As well as wanting to know where their chocolate is coming from, consumers increasingly want to support ethical and sustainable production. "While demand for organic certified chocolate has been growing steadily over the past 10 years, we have seen a jump of more than 50% in the demand for Fairtrade-certified products in 2009 and an increase of 12% in certified products volume overall," says Vriens.
Heavyweight consumer brands have also been jumping on board, with Cadbury Dairy Milk adopting Fairtrade certification last summer and Nestlé's KitKat following suit at the start of this year. But it doesn't end there.

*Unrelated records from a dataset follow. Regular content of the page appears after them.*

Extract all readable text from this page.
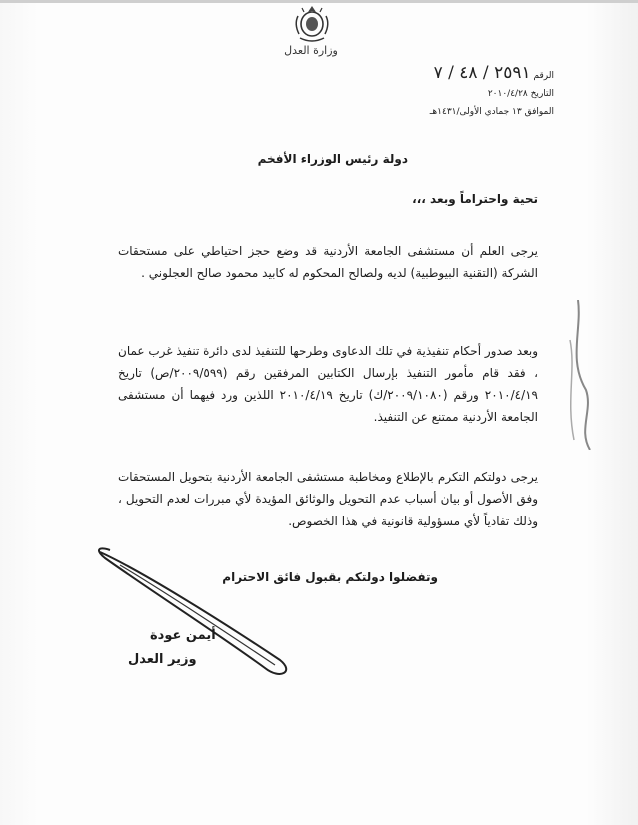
وزارة العدل
الرقم ٢٥٩١ / ٤٨ / ٧
التاريخ ٢٠١٠/٤/٢٨
الموافق ١٣ جمادي الأولى/١٤٣١هـ
دولة رئيس الوزراء الأفخم
تحية واحتراماً وبعد ،،،
يرجى العلم أن مستشفى الجامعة الأردنية قد وضع حجز احتياطي على مستحقات الشركة (التقنية البيوطبية) لديه ولصالح المحكوم له كابيد محمود صالح العجلوني .
وبعد صدور أحكام تنفيذية في تلك الدعاوى وطرحها للتنفيذ لدى دائرة تنفيذ غرب عمان ، فقد قام مأمور التنفيذ بإرسال الكتابين المرفقين رقم (٢٠٠٩/٥٩٩/ص) تاريخ ٢٠١٠/٤/١٩ ورقم (٢٠٠٩/١٠٨٠/ك) تاريخ ٢٠١٠/٤/١٩ اللذين ورد فيهما أن مستشفى الجامعة الأردنية ممتنع عن التنفيذ.
يرجى دولتكم التكرم بالإطلاع ومخاطبة مستشفى الجامعة الأردنية بتحويل المستحقات وفق الأصول أو بيان أسباب عدم التحويل والوثائق المؤيدة لأي مبررات لعدم التحويل ، وذلك تفادياً لأي مسؤولية قانونية في هذا الخصوص.
وتفضلوا دولتكم بقبول فائق الاحترام
أيمن عودة
وزير العدل
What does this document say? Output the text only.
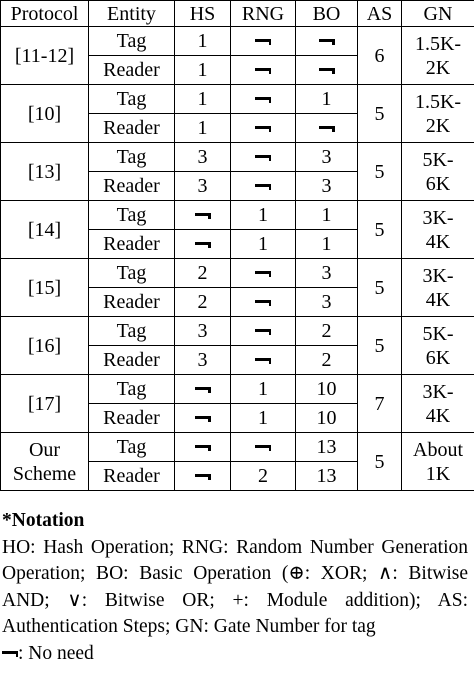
Protocol	Entity	HS	RNG	BO	AS	GN
[11-12]	Tag	1			6	1.5K-
2K
	Reader	1				
[10]	Tag	1		1	5	1.5K-
2K
	Reader	1				
[13]	Tag	3		3	5	5K-
6K
	Reader	3		3		
[14]	Tag		1	1	5	3K-
4K
	Reader		1	1		
[15]	Tag	2		3	5	3K-
4K
	Reader	2		3		
[16]	Tag	3		2	5	5K-
6K
	Reader	3		2		
[17]	Tag		1	10	7	3K-
4K
	Reader		1	10		
Our
Scheme	Tag			13	5	About
1K
	Reader		2	13		
*Notation
HO: Hash Operation; RNG: Random Number Generation Operation; BO: Basic Operation (⊕: XOR; ∧: Bitwise AND; ∨: Bitwise OR; +: Module addition); AS: Authentication Steps; GN: Gate Number for tag
: No need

For example, Nestlé intends to spend £65M over the next 10 years on helping cocoa-growing communities under its 'Cocoa Plan'.
The major cocoa suppliers such as Cargill and Barry Callebaut are also extremely active in the origin countries."We're one of the founding fathers of the UTZ certification scheme," says Filip Buggenhout, md of chocolate at Cargill Cocoa and Chocolate. "If we can increase quality production and get yield improvement we'll end up with farming communities that are more successful and create a more sustainable supply chain."
Consumer-facing customers are increasingly asking suppliers to comply with third-party certification schemes, such as Fairtrade or the Rainforest Alliance. "When you have a strong presence in the origin countries you can often combine your efforts to meet some of the demands of different schemes in parallel," says Vriens.
Although the growth in demand for certification looks set to continue, it remains a niche market confined largely to more affluent consumers, according to Mintel, with fair trade and organic products commanding just 15% and 8% of UK chocolate sales respectively.
But there is another reason why the big suppliers are working hard to improve life for small farmers: the staggering rise in cocoa prices that the industry has had to accommodate over the past couple of years. Monthly average cocoa prices rose from $2,216/t in January 2008 to $2,626/t by the following year.
They then shot up a third again to $3,498/t by December 2009, according to the International Cocoa Organisation. "My feeling is that the supply side is more responsible for today's price rises," says Buggenhout. Before the relatively recently price hikes, cocoa farmers were wrestling with such low returns that many were turning to other crops, such as rubber, he says. There is also a lack of expertise among many smallholders, who need help to optimise production.
"At Cargill we're helping farmers to become more successful so they can bring long-term stability to the market. Rising cocoa prices are helping but we need more, such as farmer field schools to improve farming practices."
On the other hand, Vriens cautions that, even though new farmers are joining the industry, the net cocoa supply is not yet growing. In addition, there are longer-term trends on the demand side that will also push up prices: "People are eating more chocolate and moving to darker versions that need more cocoa beans. We can also see India and China starting to turn into chocolate nations. I think we should get used to higher cocoa prices."
So we want our chocolate to be less naughty in terms of sustainability, but what about health?
Lower-sugar and lower-fat chocolate has, so far, failed to make much impact, but that could change with a switch of marketing emphasis away from overtly virtuous products towards 'stealth health', which sells the idea that it's just as indulgent, but with fewer calories. Barry Callebaut reports a lot of interest from customers, with around 200 recipe 'rebalancing' projects currently on the go.
Cargill is also active in this area, and has unveiled a solution based on erythritol, the first zero-calorie polyol. Bringing in expertise in textures and flavours from other areas of the business has also allowed chocolatiers to develop a system that prevents the perception of coolness that polyols often deliver when consumed.
As well as removing calories, firms have also been looking at the potential of adding functional ingredients to chocolate, which is itself a rich source of polyophenols and other bioactive substances increasingly scrutinised by the big players such as Mars and Nestlé.
According to Professor Eyal Shimoni of the Israel Institute of Technology, the structure of chocolate makes it a particularly good carrier of unstable functional ingredients such as probiotics: "It is a semi-solid, highly viscous mass, is practically inaccessible to oxygen, and is slowly melted and dissolved in the gastrointestinal tract. It can therefore serve as a macroencapsulation system. One can think of a vast range of components [that could be added], starting from the obvious polyphenols or other antioxidants, but also minerals and essential fatty acids."
However, Europe may not prove to be the ideal launchpad for such products, given the lousy success rate of health claims submitted to date under the EU Nutrition and Health Claims Regulation, and the additional spanner in the works posed by nutrient profiling, which prevents claims on products that are high in fat or sugar.